En una gran segunda parte el Madrid recuperó el liderato

GONZALO ARROYO MORENO GETTY IMAGES AS

En una gran segunda parte el Real Madrid recuperaba el liderato. Varias razones contribuyeron a ello. La principal fue un cambio posicional de Zidane, modificando la posición de Carvajal. Pero vayamos por partes.

Los madridistas llegábamos al estadio con la cabeza baja. Y sorprendidos negativamente al comprobar que Marcelo era de la partida. Y en mi caso temblando por la presencia de Carvajal y Marcelo en el once. Afortunadamente no se cumplieron estos augurios, se puso freno al aciago febrero y se rompieron las tendencias.

La primera mitad fue del Barça. Impusieron su ritmo. Basta con decir que nuestro mejor jugador fue Courtois. Salvó un par de jugadas de gol, entre ellas un mano a mano con Arthur. Esta acción vino precedida de una contra originada por ¡Benzema! En vez de cabecear a puerta ¡despejó! y propició el contraataque azulgrana. Luego Griezmann falló un remate, libre de marca, desde las inmediaciones del punto de penalti.

El Barça se sacudía con facilidad la presión blanca. El ritmo lo marcaban los culés. Y el Madrid parecía conformarse con frenar a Messi. Solo la chispa y la velocidad de Vinicius servían para apaciguar el dominio del Barça.

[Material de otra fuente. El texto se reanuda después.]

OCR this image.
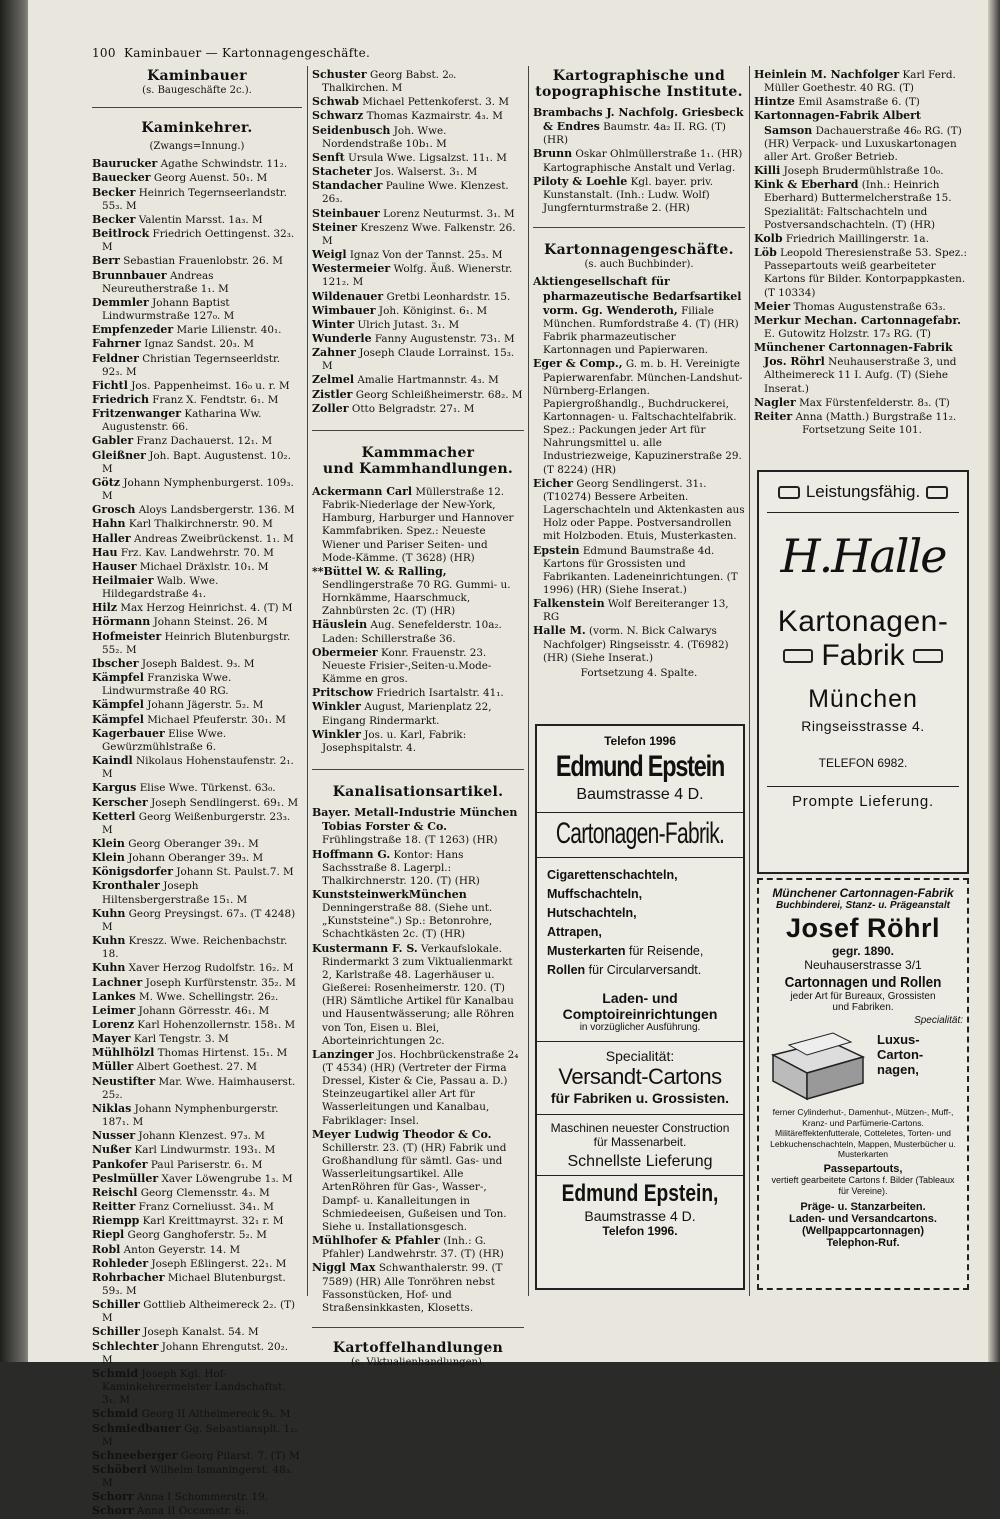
100 Kaminbauer — Kartonnagengeschäfte.
Kaminbauer
(s. Baugeschäfte 2c.).
Kaminkehrer.
(Zwangs=Innung.)
Baurucker Agathe Schwindstr. 11₂.
Bauecker Georg Auenst. 50₁. M
Becker Heinrich Tegernseerlandstr. 55₃. M
Becker Valentin Marsst. 1a₃. M
Beitlrock Friedrich Oettingenst. 32₃. M
Berr Sebastian Frauenlobstr. 26. M
Brunnbauer Andreas Neureutherstraße 1₁. M
Demmler Johann Baptist Lindwurmstraße 127₀. M
Empfenzeder Marie Lilienstr. 40₁.
Fahrner Ignaz Sandst. 20₃. M
Feldner Christian Tegernseerldstr. 92₃. M
Fichtl Jos. Pappenheimst. 16₀ u. r. M
Friedrich Franz X. Fendtstr. 6₁. M
Fritzenwanger Katharina Ww. Augustenstr. 66.
Gabler Franz Dachauerst. 12₁. M
Gleißner Joh. Bapt. Augustenst. 10₂. M
Götz Johann Nymphenburgerst. 109₃. M
Grosch Aloys Landsbergerstr. 136. M
Hahn Karl Thalkirchnerstr. 90. M
Haller Andreas Zweibrückenst. 1₁. M
Hau Frz. Kav. Landwehrstr. 70. M
Hauser Michael Dräxlstr. 10₁. M
Heilmaier Walb. Wwe. Hildegardstraße 4₁.
Hilz Max Herzog Heinrichst. 4. (T) M
Hörmann Johann Steinst. 26. M
Hofmeister Heinrich Blutenburgstr. 55₂. M
Ibscher Joseph Baldest. 9₃. M
Kämpfel Franziska Wwe. Lindwurmstraße 40 RG.
Kämpfel Johann Jägerstr. 5₂. M
Kämpfel Michael Pfeuferstr. 30₁. M
Kagerbauer Elise Wwe. Gewürzmühlstraße 6.
Kaindl Nikolaus Hohenstaufenstr. 2₁. M
Kargus Elise Wwe. Türkenst. 63₀.
Kerscher Joseph Sendlingerst. 69₁. M
Ketterl Georg Weißenburgerstr. 23₃. M
Klein Georg Oberanger 39₁. M
Klein Johann Oberanger 39₃. M
Königsdorfer Johann St. Paulst.7. M
Kronthaler Joseph Hiltensbergerstraße 15₁. M
Kuhn Georg Preysingst. 67₃. (T 4248) M
Kuhn Kreszz. Wwe. Reichenbachstr. 18.
Kuhn Xaver Herzog Rudolfstr. 16₂. M
Lachner Joseph Kurfürstenstr. 35₂. M
Lankes M. Wwe. Schellingstr. 26₂.
Leimer Johann Görresstr. 46₁. M
Lorenz Karl Hohenzollernstr. 158₁. M
Mayer Karl Tengstr. 3. M
Mühlhölzl Thomas Hirtenst. 15₁. M
Müller Albert Goethest. 27. M
Neustifter Mar. Wwe. Haimhauserst. 25₂.
Niklas Johann Nymphenburgerstr. 187₁. M
Nusser Johann Klenzest. 97₃. M
Nußer Karl Lindwurmstr. 193₁. M
Pankofer Paul Pariserstr. 6₁. M
Peslmüller Xaver Löwengrube 1₃. M
Reischl Georg Clemensstr. 4₃. M
Reitter Franz Corneliusst. 34₁. M
Riempp Karl Kreittmayrst. 32₁ r. M
Riepl Georg Ganghoferstr. 5₂. M
Robl Anton Geyerstr. 14. M
Rohleder Joseph Eßlingerst. 22₁. M
Rohrbacher Michael Blutenburgst. 59₃. M
Schiller Gottlieb Altheimereck 2₂. (T) M
Schiller Joseph Kanalst. 54. M
Schlechter Johann Ehrengutst. 20₂. M
Schmid Joseph Kgl. Hof-Kaminkehrermeister Landschaftst. 3₁. M
Schmid Georg II Altheimereck 9₂. M
Schmiedbauer Gg. Sebastiansplt. 1₂. M
Schneeberger Georg Pilarst. 7. (T) M
Schöberl Wilhelm Ismaningerst. 48₃. M
Schorr Anna I Schommerstr. 19.
Schorr Anna II Occamstr. 6₁.
Schuster Georg Babst. 2₀. Thalkirchen. M
Schwab Michael Pettenkoferst. 3. M
Schwarz Thomas Kazmairstr. 4₃. M
Seidenbusch Joh. Wwe. Nordendstraße 10b₁. M
Senft Ursula Wwe. Ligsalzst. 11₁. M
Stacheter Jos. Walserst. 3₁. M
Standacher Pauline Wwe. Klenzest. 26₃.
Steinbauer Lorenz Neuturmst. 3₁. M
Steiner Kreszenz Wwe. Falkenstr. 26. M
Weigl Ignaz Von der Tannst. 25₃. M
Westermeier Wolfg. Äuß. Wienerstr. 121₂. M
Wildenauer Gretbi Leonhardstr. 15.
Wimbauer Joh. Königinst. 6₁. M
Winter Ulrich Jutast. 3₁. M
Wunderle Fanny Augustenstr. 73₁. M
Zahner Joseph Claude Lorrainst. 15₃. M
Zelmel Amalie Hartmannstr. 4₃. M
Zistler Georg Schleißheimerstr. 68₂. M
Zoller Otto Belgradstr. 27₁. M
Kammmacher
und Kammhandlungen.
Ackermann Carl Müllerstraße 12. Fabrik-Niederlage der New-York, Hamburg, Harburger und Hannover Kammfabriken. Spez.: Neueste Wiener und Pariser Seiten- und Mode-Kämme. (T 3628) (HR)
**Büttel W. & Ralling, Sendlingerstraße 70 RG. Gummi- u. Hornkämme, Haarschmuck, Zahnbürsten 2c. (T) (HR)
Häuslein Aug. Senefelderstr. 10a₂. Laden: Schillerstraße 36.
Obermeier Konr. Frauenstr. 23. Neueste Frisier-,Seiten-u.Mode-Kämme en gros.
Pritschow Friedrich Isartalstr. 41₁.
Winkler August, Marienplatz 22, Eingang Rindermarkt.
Winkler Jos. u. Karl, Fabrik: Josephspitalstr. 4.
Kanalisationsartikel.
Bayer. Metall-Industrie München Tobias Forster & Co. Frühlingstraße 18. (T 1263) (HR)
Hoffmann G. Kontor: Hans Sachsstraße 8. Lagerpl.: Thalkirchnerstr. 120. (T) (HR)
KunststeinwerkMünchen Denningerstraße 88. (Siehe unt. „Kunststeine".) Sp.: Betonrohre, Schachtkästen 2c. (T) (HR)
Kustermann F. S. Verkaufslokale. Rindermarkt 3 zum Viktualienmarkt 2, Karlstraße 48. Lagerhäuser u. Gießerei: Rosenheimerstr. 120. (T) (HR) Sämtliche Artikel für Kanalbau und Hausentwässerung; alle Röhren von Ton, Eisen u. Blei, Aborteinrichtungen 2c.
Lanzinger Jos. Hochbrückenstraße 2₄ (T 4534) (HR) (Vertreter der Firma Dressel, Kister & Cie, Passau a. D.) Steinzeugartikel aller Art für Wasserleitungen und Kanalbau, Fabriklager: Insel.
Meyer Ludwig Theodor & Co. Schillerstr. 23. (T) (HR) Fabrik und Großhandlung für sämtl. Gas- und Wasserleitungsartikel. Alle ArtenRöhren für Gas-, Wasser-, Dampf- u. Kanalleitungen in Schmiedeeisen, Gußeisen und Ton. Siehe u. Installationsgesch.
Mühlhofer & Pfahler (Inh.: G. Pfahler) Landwehrstr. 37. (T) (HR)
Niggl Max Schwanthalerstr. 99. (T 7589) (HR) Alle Tonröhren nebst Fassonstücken, Hof- und Straßensinkkasten, Klosetts.
Kartoffelhandlungen
(s. Viktualienhandlungen).
Kartographische und
topographische Institute.
Brambachs J. Nachfolg. Griesbeck & Endres Baumstr. 4a₂ II. RG. (T) (HR)
Brunn Oskar Ohlmüllerstraße 1₁. (HR) Kartographische Anstalt und Verlag.
Piloty & Loehle Kgl. bayer. priv. Kunstanstalt. (Inh.: Ludw. Wolf) Jungfernturmstraße 2. (HR)
Kartonnagengeschäfte.
(s. auch Buchbinder).
Aktiengesellschaft für pharmazeutische Bedarfsartikel vorm. Gg. Wenderoth, Filiale München. Rumfordstraße 4. (T) (HR) Fabrik pharmazeutischer Kartonnagen und Papierwaren.
Eger & Comp., G. m. b. H. Vereinigte Papierwarenfabr. München-Landshut-Nürnberg-Erlangen. Papiergroßhandlg., Buchdruckerei, Kartonnagen- u. Faltschachtelfabrik. Spez.: Packungen jeder Art für Nahrungsmittel u. alle Industriezweige, Kapuzinerstraße 29. (T 8224) (HR)
Eicher Georg Sendlingerst. 31₁. (T10274) Bessere Arbeiten. Lagerschachteln und Aktenkasten aus Holz oder Pappe. Postversandrollen mit Holzboden. Etuis, Musterkasten.
Epstein Edmund Baumstraße 4d. Kartons für Grossisten und Fabrikanten. Ladeneinrichtungen. (T 1996) (HR) (Siehe Inserat.)
Falkenstein Wolf Bereiteranger 13, RG
Halle M. (vorm. N. Bick Calwarys Nachfolger) Ringseisstr. 4. (T6982) (HR) (Siehe Inserat.)
Fortsetzung 4. Spalte.
Heinlein M. Nachfolger Karl Ferd. Müller Goethestr. 40 RG. (T)
Hintze Emil Asamstraße 6. (T)
Kartonnagen-Fabrik Albert Samson Dachauerstraße 46₀ RG. (T) (HR) Verpack- und Luxuskartonagen aller Art. Großer Betrieb.
Killi Joseph Brudermühlstraße 10₀.
Kink & Eberhard (Inh.: Heinrich Eberhard) Buttermelcherstraße 15. Spezialität: Faltschachteln und Postversandschachteln. (T) (HR)
Kolb Friedrich Maillingerstr. 1a.
Löb Leopold Theresienstraße 53. Spez.: Passepartouts weiß gearbeiteter Kartons für Bilder. Kontorpappkasten. (T 10334)
Meier Thomas Augustenstraße 63₃.
Merkur Mechan. Cartonnagefabr. E. Gutowitz Holzstr. 17₃ RG. (T)
Münchener Cartonnagen-Fabrik Jos. Röhrl Neuhauserstraße 3, und Altheimereck 11 I. Aufg. (T) (Siehe Inserat.)
Nagler Max Fürstenfelderstr. 8₃. (T)
Reiter Anna (Matth.) Burgstraße 11₂.
Fortsetzung Seite 101.
Telefon 1996
Edmund Epstein
Baumstrasse 4 D.
Cartonagen-Fabrik.
Cigarettenschachteln,
Muffschachteln,
Hutschachteln,
Attrapen,
Musterkarten für Reisende,
Rollen für Circularversandt.
Laden- und
Comptoireinrichtungen
in vorzüglicher Ausführung.
Specialität:
Versandt-Cartons
für Fabriken u. Grossisten.
Maschinen neuester Construction
für Massenarbeit.
Schnellste Lieferung
Edmund Epstein,
Baumstrasse 4 D.
Telefon 1996.
Leistungsfähig.
H.Halle
Kartonagen-
Fabrik
München
Ringseisstrasse 4.
TELEFON 6982.
Prompte Lieferung.
Münchener Cartonnagen-Fabrik
Buchbinderei, Stanz- u. Prägeanstalt
Josef Röhrl
gegr. 1890.
Neuhauserstrasse 3/1
Cartonnagen und Rollen
jeder Art für Bureaux, Grossisten
und Fabriken.
Specialität:
Luxus-
Carton-
nagen,
ferner Cylinderhut-, Damenhut-, Mützen-, Muff-, Kranz- und Parfümerie-Cartons. Militäreffektenfutterale, Cotteletes, Torten- und Lebkuchenschachteln, Mappen, Musterbücher u. Musterkarten
Passepartouts,
vertieft gearbeitete Cartons f. Bilder (Tableaux für Vereine).
Präge- u. Stanzarbeiten.
Laden- und Versandcartons.
(Wellpappcartonnagen)
Telephon-Ruf.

En la segunda mitad Zidane aprovechó el error de Setién: la alineación de Jordi Alba. Salía de una lesión y a medida que pasaban los minutos desapareció en ataque. Además el árbitro le perdonó la segunda amarilla. Ahí estuvo la genialidad de Zizou: quitó a Carvajal del lateral y puso a Fede Valverde arriba por la banda derecha para encarar a Alba. Carvajal pasó a flotar como una especie de volante defensivo por delante de los centrales. Presionó a De Jong, lo cual impedía la circulación de balón azulgrana. Y eso facilitaba la labor de Casemiro de vigilante de Messi. El astro argentino se echaba para atras, cada vez más alejado del área, el hábitat donde es letal. Sus escasas apariciones en estos segundos 45 minutos sembraron el pánico. Pero las ocasiones claras fueron blancas. En un saque de esquina en corto Isco metió una rosca espléndida al palo largo. Ter Stegen respondió con un paradón. Su vuelo fue espectacular. Un cabezazo abajo de Isco lo salvó el meta in extremis y cuando la pelota parecía que iba a entrar Piqué la sacó sobre la raya. Benzema falló un gol cantado. (Sigue con su sequía particular). Todo esto sucedía entre el 55 y el 65. El Madrid estaba desatado.

El cambio de posición de Carvajal y de Valverde también supuso que la linea defensiva se adelantó. La presión individual sobre la salida de balón del Barça era eficaz. Estaban cortocircuitados. Parecía que a los culés les pesaban las ideas y las piernas. La condición física de algunos de ellos despierta sospechas.

El gol no podía demorarse más. Como así fue. En el 70 Kroos le metía un balón a Vinicius sobre el vértice del área. La velocidad del brasileño hizo el resto. Y encaró a Ter Stegen. Su remate “a la brasileña” al palo corto acabó en la red (dicen que rebotó en Piqué). El estadio se vino abajo. Uno de los niños mimados del público anotaba ¡por fin! Ni más ni menos que contra el Barça. ¡El 1-0! Hacía tiempo que no celebraba tanto un gol. Ni pegaba un salto tan grande. Con el 2-0 de Mariano, por la otra banda y ya en el descuento, batí mi marca personal del gol anterior.

Ahora volvemos a liderar la Liga 2019/20 con un punto de ventaja sobre el Barça más el goal average.